Где-то слева должен быть стадион – по сияющему зеркалу ночного катка с рыком мчится на нас кудлатая черная псина, и сторож, уже сам перепуганный, вопит ей вслед: «Стой! Стой! Фу! Фу!» Все на коньках брызнули в разные стороны, а я спокойно стоял руки в карманы. И псина уже метров за десять сбросила обороты, а последние метра три, припав на задние лапы, скрежетала когтями по льду, но все же ударилась мордой о мои колени и, ворча, отошла в сторону. «Ну ты герой!» – восхищенно сказала мне Вер-ка Пташкина, а я лишь пожал плечами: мне же без коньков только и оставалось погибнуть с честью. И уверенно закинул крепенькую Верку обратно на забор.

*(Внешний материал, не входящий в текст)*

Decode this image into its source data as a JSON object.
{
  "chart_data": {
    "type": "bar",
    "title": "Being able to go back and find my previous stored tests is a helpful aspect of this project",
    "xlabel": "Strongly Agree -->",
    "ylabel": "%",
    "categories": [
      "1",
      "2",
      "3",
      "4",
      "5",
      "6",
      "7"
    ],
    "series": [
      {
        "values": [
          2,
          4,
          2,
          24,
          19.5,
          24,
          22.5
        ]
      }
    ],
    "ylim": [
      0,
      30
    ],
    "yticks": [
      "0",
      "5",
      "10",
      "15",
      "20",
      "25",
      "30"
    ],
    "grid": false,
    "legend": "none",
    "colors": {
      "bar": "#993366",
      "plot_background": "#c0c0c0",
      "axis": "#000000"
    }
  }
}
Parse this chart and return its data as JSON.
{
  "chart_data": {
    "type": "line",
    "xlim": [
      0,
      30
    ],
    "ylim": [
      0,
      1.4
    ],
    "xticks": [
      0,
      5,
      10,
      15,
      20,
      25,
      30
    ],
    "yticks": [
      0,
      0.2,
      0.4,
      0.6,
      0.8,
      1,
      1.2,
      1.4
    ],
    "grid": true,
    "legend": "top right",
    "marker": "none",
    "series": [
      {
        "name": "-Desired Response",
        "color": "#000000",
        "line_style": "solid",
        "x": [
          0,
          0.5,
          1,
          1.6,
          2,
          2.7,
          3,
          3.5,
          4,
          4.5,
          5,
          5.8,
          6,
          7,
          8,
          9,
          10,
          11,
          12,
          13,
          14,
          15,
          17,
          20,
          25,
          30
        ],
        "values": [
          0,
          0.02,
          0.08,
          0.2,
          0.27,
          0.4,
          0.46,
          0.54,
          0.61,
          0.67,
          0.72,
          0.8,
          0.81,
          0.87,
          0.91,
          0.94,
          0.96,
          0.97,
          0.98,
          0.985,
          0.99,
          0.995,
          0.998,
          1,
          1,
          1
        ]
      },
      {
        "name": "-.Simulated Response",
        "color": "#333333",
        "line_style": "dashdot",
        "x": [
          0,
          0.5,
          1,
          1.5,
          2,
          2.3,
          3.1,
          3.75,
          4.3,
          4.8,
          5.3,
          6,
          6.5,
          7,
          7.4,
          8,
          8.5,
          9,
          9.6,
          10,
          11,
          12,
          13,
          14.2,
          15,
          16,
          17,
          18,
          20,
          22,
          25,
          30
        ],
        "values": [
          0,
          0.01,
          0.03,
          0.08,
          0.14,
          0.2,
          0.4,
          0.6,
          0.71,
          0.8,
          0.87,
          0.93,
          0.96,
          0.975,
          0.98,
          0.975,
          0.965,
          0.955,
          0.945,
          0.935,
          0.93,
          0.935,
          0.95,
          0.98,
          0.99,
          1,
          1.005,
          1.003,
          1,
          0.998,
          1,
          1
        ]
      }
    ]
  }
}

Который теперь погребен за новым зданием – слепящее стекло, крыша гармошкой, – Райт, мгновенно вообразил бы я. Воображение доставляло мне массу кайфа и массу страданий, пока я его не придушил. Во имя дела – во имя чести, разума, всеобщности. Я не гордился умом – я служил ему. Как алжирский раб, как пес цепной. А он оставил меня в исподнем на морозе, как ловкий попутчик в поезде. А глупые мастурбаторы, огораживающие локтями неприкосновенный запас своих глупостей и лжей, сохранили свои шубы при себе: люди с убеждениями предпочитают сами раздевать соседей. Это же так просто: нужно только всегда говорить самому и никогда не слушать других – и твоя решалка все устроит к твоей выгоде. Дураки – они умные! Да и сам-то ум бывает до того разный: Катька, например, с железяками бестолкова до изумления, а с людьми – особенно по контрасту – так же до изумления понятлива. Наука – умение обращаться с железяками. И превращать в железяку все, к чему прикоснется. Без железячного ума жить можно, без чуткости нет. А без фантазий – вдвойне. Принцесса Греза – такая тривиальность… Такая же тривиальность, как страдание, обида, смерть…
Эти романтические ахи, что паровоз спугнет русалок, что скальпель вместе с аппендиксом удалит и душу, – каким идиотизмом это все казалось! Да и сейчас я ничуть не сомневаюсь, что наука должна нас кормить, лечить… Но обращаясь к миру наших чувств – в психологию, в социологию, она превращает нас в одну из железяк. Десакрализуя все фантомы, она оставляет несомненными лишь такие очевидности, как «сухие ноги лучше, чем мокрые». Наука никогда не воссоздаст рациональные понятия бога, души, святого, вечного, а лишь разрушит их окончательно. Заставить ее исполнять наши желания, но не разрушать животворные иллюзии – это будет потрудней, чем оседлать термоядерную реакцию. Выявляя причины наших желаний, наука неизбежно рождает соблазн не добиваться их удовлетворения, а устранять их причины – это и есть общая формула наркомании.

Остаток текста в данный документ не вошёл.